Washington: The prestigious Wharton India Forum's flip-flop last year over an invitation to Narendra Modi reflects “dark days” for intellectual diversity on American campuses, a top US official has said.“These are dark days for intellectual
PTI November 23, 2014 20:26 IST
PTI

Washington: The prestigious Wharton India Forum's flip-flop last year over an invitation to Narendra Modi reflects “dark days” for intellectual diversity on American campuses, a top US official has said.

“These are dark days for intellectual diversity on campuses. The number of speakers who have been formally disinvited from speaking on college campuses or have voluntarily withdrawn in the face of protests has risen dramatically over the past 15 year,” Federal Communications Commission (FCC) Commissioner Ajit Pai said.

In his keynote address to the Media Institute Awards last week, he lamented: “In just the last couple of years, that list includes former Secretary of State Condoleezza Rice, IMF Chair Christine Lagarde, former World Bank President Robert Zoellick, now-Prime Minister of India Narendra Modi and women's rights activist Ayaan Hirsi Ali.”

The University of Pennsylvania-based-forum had cancelled the then Gujarat Chief Minister's address in March last year apparently under pressure from anti-Modi groups for his alleged inaction to prevent the 2002-Gujarat riots.

Sharply Critical of growing intolerance of opposition views, Pai invoked Michael Bloomberg who had said early this year at Harvard that this trend “is an outrage and we must not let it continue.”

“And more generally,” he continued, “repressing free expression is a natural human weakness, and it is up to us to fight it at every turn.”

The Commissioner cautioned that intolerance of ideas— whether liberal or conservative—is antithetical to individual rights and free societies.

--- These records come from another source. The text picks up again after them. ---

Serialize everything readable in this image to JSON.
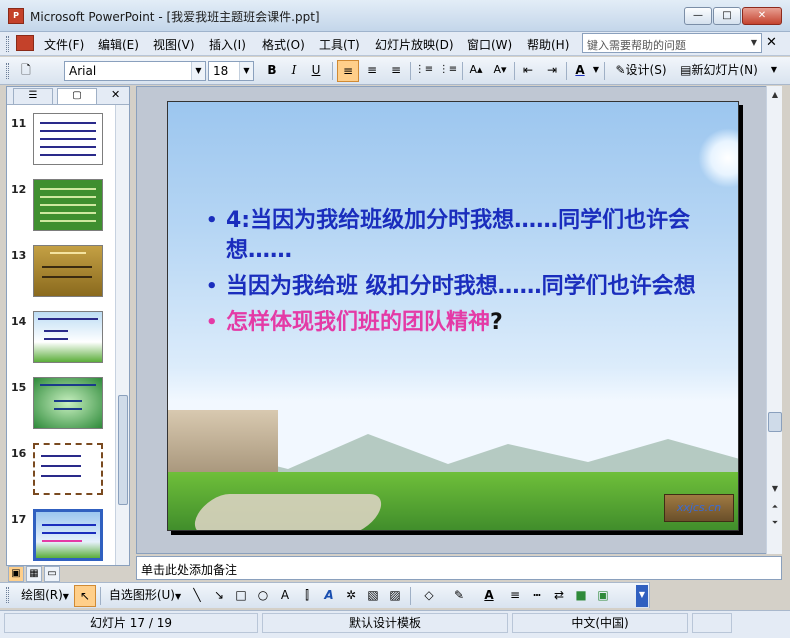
{
  "window": {
    "app_icon": "P",
    "title": "Microsoft PowerPoint - [我爱我班主题班会课件.ppt]",
    "minimize_glyph": "—",
    "maximize_glyph": "□",
    "close_glyph": "✕"
  },
  "menu": {
    "items": [
      "文件(F)",
      "编辑(E)",
      "视图(V)",
      "插入(I)",
      "格式(O)",
      "工具(T)",
      "幻灯片放映(D)",
      "窗口(W)",
      "帮助(H)"
    ],
    "help_placeholder": "键入需要帮助的问题",
    "help_dropdown_glyph": "▼",
    "close_glyph": "✕"
  },
  "toolbar": {
    "new_glyph": "🗋",
    "font": "Arial",
    "font_size": "18",
    "bold": "B",
    "italic": "I",
    "underline": "U",
    "align_left_glyph": "≡",
    "align_center_glyph": "≡",
    "align_right_glyph": "≡",
    "numbering_glyph": "⋮≡",
    "bullets_glyph": "⋮≡",
    "grow_glyph": "A▴",
    "shrink_glyph": "A▾",
    "outdent_glyph": "⇤",
    "indent_glyph": "⇥",
    "font_color_glyph": "A",
    "design_label": "设计(S)",
    "new_slide_label": "新幻灯片(N)"
  },
  "left_pane": {
    "tab_outline_glyph": "☰",
    "tab_slides_glyph": "▢",
    "close_glyph": "✕",
    "thumbnails": [
      {
        "number": "11"
      },
      {
        "number": "12"
      },
      {
        "number": "13"
      },
      {
        "number": "14"
      },
      {
        "number": "15"
      },
      {
        "number": "16"
      },
      {
        "number": "17",
        "selected": true
      }
    ]
  },
  "slide": {
    "bullet_glyph": "•",
    "bullets": [
      {
        "prefix": "4:",
        "text": "当因为我给班级加分时我想……同学们也许会想……",
        "color": "#1a2dbd"
      },
      {
        "prefix": "",
        "text": "当因为我给班 级扣分时我想……同学们也许会想",
        "color": "#1a2dbd"
      },
      {
        "prefix": "",
        "text": "怎样体现我们班的团队精神",
        "suffix": "?",
        "color": "#e43aa6"
      }
    ],
    "logo_text": "xxjcs.cn"
  },
  "notes": {
    "placeholder": "单击此处添加备注"
  },
  "draw_toolbar": {
    "draw_label": "绘图(R)",
    "autoshapes_label": "自选图形(U)",
    "line_glyph": "╲",
    "arrow_glyph": "↘",
    "rect_glyph": "□",
    "oval_glyph": "○",
    "textbox_glyph": "A",
    "fill_glyph": "◇",
    "line_color_glyph": "✎",
    "font_color_glyph": "A",
    "line_style_glyph": "≡",
    "dash_style_glyph": "┅",
    "arrow_style_glyph": "⇄",
    "shadow_glyph": "■",
    "threed_glyph": "▣"
  },
  "status": {
    "slide_position": "幻灯片 17 / 19",
    "design_template": "默认设计模板",
    "language": "中文(中国)"
  },
  "colors": {
    "accent": "#3060c0",
    "bullet_blue": "#1a2dbd",
    "bullet_pink": "#e43aa6"
  }
}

“Mayor Bloomberg was right,” he added.

“Freedom's protection demands a cultural commitment, not just cold parchment. Whether in the halls of academia or at the FCC's headquarters, we must not let censorship and conformity— what he (Bloomberg) called ‘the mortal enemies of freedom'- win,” he said.

He assured to protect freedom of speech and freedom of the press.

“The past few months have shown that the American people treasure and will defend the First Amendment. That means we can win these battles so long as government overreach is exposed to the light of day,” he said.

“I've found myself wondering recently, why are they occurring ? Unfortunately, an increasing number of people have little tolerance for hearing ideas that differ from their own,” he said.

“As Bill Bishop, the author of ‘The Big Sort' has put it, “America may be more diverse than ever coast to coast, but the places where we live are becoming increasingly crowded with people who live, think, and vote like we do.”,  he said.

He rued there is a growing correlation between a person's politics and where they choose to get news and information from.